Military personnel frequently report discontinuing or not pursuing psychiatric treatment despite perceiving a need for services. This study aimed to examine how unmet need for treatment or support among U.S. Army soldiers relates to future suicidal ideation (SI) or suicide attempt (SA).

Methods:

Mental health treatment need and help seeking in the past 12 months were evaluated for soldiers (N=4,645) who subsequently deployed to Afghanistan. Weighted logistic regression models were used to examine the prospective association of predeployment treatment needs with SI and SA during and after deployment, with adjustment for potential confounders.

Results:

Compared with soldiers without predeployment treatment needs, those who reported not seeking help despite needing it had increased risk for SI during deployment (adjusted OR [AOR]=1.73), past-30-day SI at 2–3 months postdeployment (AOR=2.08), past-30-day SI at 8–9 months postdeployment (AOR=2.01), and SA through 8–9 months postdeployment (AOR=3.65). Soldiers who sought help and stopped treatment without improvement had elevated SI risk at 2–3 months postdeployment (AOR=2.35).
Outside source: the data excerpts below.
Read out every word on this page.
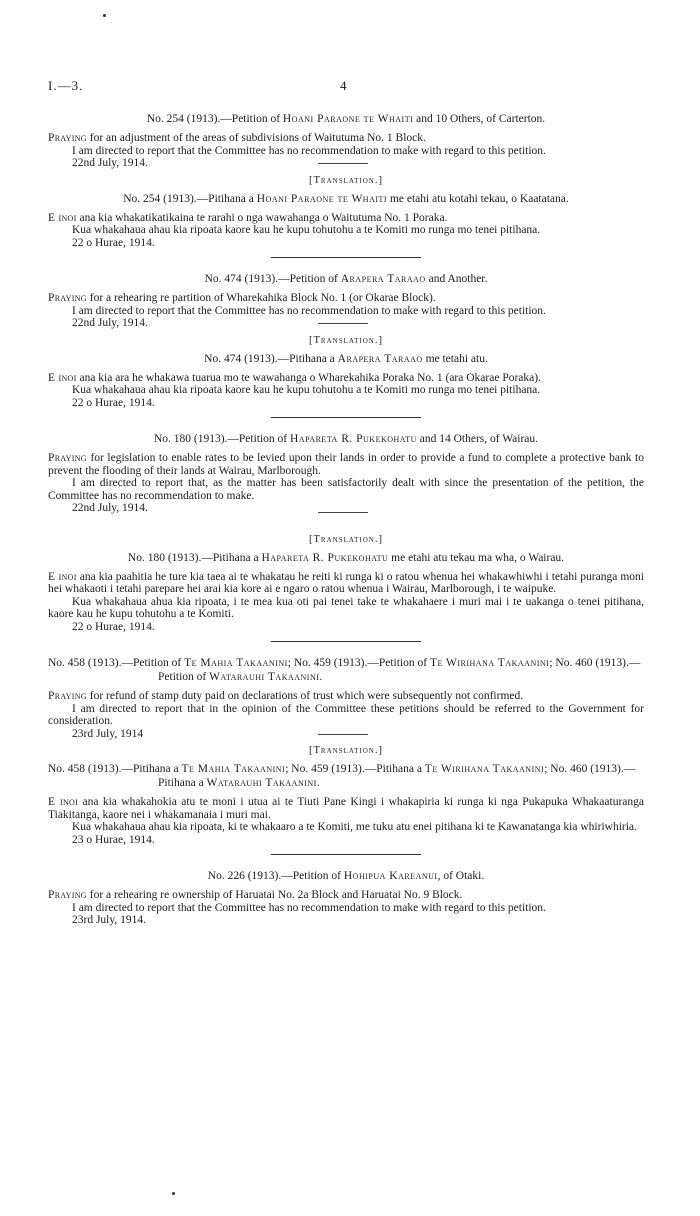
I.—3.	4

No. 254 (1913).—Petition of Hoani Paraone te Whaiti and 10 Others, of Carterton.

Praying for an adjustment of the areas of subdivisions of Waitutuma No. 1 Block.

I am directed to report that the Committee has no recommendation to make with regard to this petition.

22nd July, 1914.

[Translation.]

No. 254 (1913).—Pitihana a Hoani Paraone te Whaiti me etahi atu kotahi tekau, o Kaatatana.

E inoi ana kia whakatikatikaina te rarahi o nga wawahanga o Waitutuma No. 1 Poraka.

Kua whakahaua ahau kia ripoata kaore kau he kupu tohutohu a te Komiti mo runga mo tenei pitihana.

22 o Hurae, 1914.

No. 474 (1913).—Petition of Arapera Taraao and Another.

Praying for a rehearing re partition of Wharekahika Block No. 1 (or Okarae Block).

I am directed to report that the Committee has no recommendation to make with regard to this petition.

22nd July, 1914.

[Translation.]

No. 474 (1913).—Pitihana a Arapera Taraao me tetahi atu.

E inoi ana kia ara he whakawa tuarua mo te wawahanga o Wharekahika Poraka No. 1 (ara Okarae Poraka).

Kua whakahaua ahau kia ripoata kaore kau he kupu tohutohu a te Komiti mo runga mo tenei pitihana.

22 o Hurae, 1914.

No. 180 (1913).—Petition of Hapareta R. Pukekohatu and 14 Others, of Wairau.

Praying for legislation to enable rates to be levied upon their lands in order to provide a fund to complete a protective bank to prevent the flooding of their lands at Wairau, Marlborough.

I am directed to report that, as the matter has been satisfactorily dealt with since the presentation of the petition, the Committee has no recommendation to make.

22nd July, 1914.

[Translation.]

No. 180 (1913).—Pitihana a Hapareta R. Pukekohatu me etahi atu tekau ma wha, o Wairau.

E inoi ana kia paahitia he ture kia taea ai te whakatau he reiti ki runga ki o ratou whenua hei whakawhiwhi i tetahi puranga moni hei whakaoti i tetahi parepare hei arai kia kore ai e ngaro o ratou whenua i Wairau, Marlborough, i te waipuke.

Kua whakahaua ahua kia ripoata, i te mea kua oti pai tenei take te whakahaere i muri mai i te uakanga o tenei pitihana, kaore kau he kupu tohutohu a te Komiti.

22 o Hurae, 1914.

No. 458 (1913).—Petition of Te Mahia Takaanini; No. 459 (1913).—Petition of Te Wirihana Takaanini; No. 460 (1913).—Petition of Watarauhi Takaanini.

Praying for refund of stamp duty paid on declarations of trust which were subsequently not confirmed.

I am directed to report that in the opinion of the Committee these petitions should be referred to the Government for consideration.

23rd July, 1914

[Translation.]

No. 458 (1913).—Pitihana a Te Mahia Takaanini; No. 459 (1913).—Pitihana a Te Wirihana Takaanini; No. 460 (1913).—Pitihana a Watarauhi Takaanini.

E inoi ana kia whakahokia atu te moni i utua ai te Tiuti Pane Kingi i whakapiria ki runga ki nga Pukapuka Whakaaturanga Tiakitanga, kaore nei i whakamanaia i muri mai.

Kua whakahaua ahau kia ripoata, ki te whakaaro a te Komiti, me tuku atu enei pitihana ki te Kawanatanga kia whiriwhiria.

23 o Hurae, 1914.

No. 226 (1913).—Petition of Hohipua Kareanui, of Otaki.

Praying for a rehearing re ownership of Haruatai No. 2a Block and Haruatai No. 9 Block.

I am directed to report that the Committee has no recommendation to make with regard to this petition.

23rd July, 1914.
Those who sought help and stopped after improving did not have increased SI risk during or 2–3 months after deployment but had elevated risks for SI (AOR=1.71) and SA (AOR=3.43) by 8–9 months postdeployment. Risks for all suicidality outcomes were also elevated among soldiers who reported receiving ongoing treatment before deployment.

Conclusions:

Unmet or ongoing needs for mental health treatment or support before deployment are associated with increased risk for suicidal behavior during and after deployment. Detecting and addressing treatment needs among soldiers before deployment may help prevent suicidality during deployment and reintegration periods.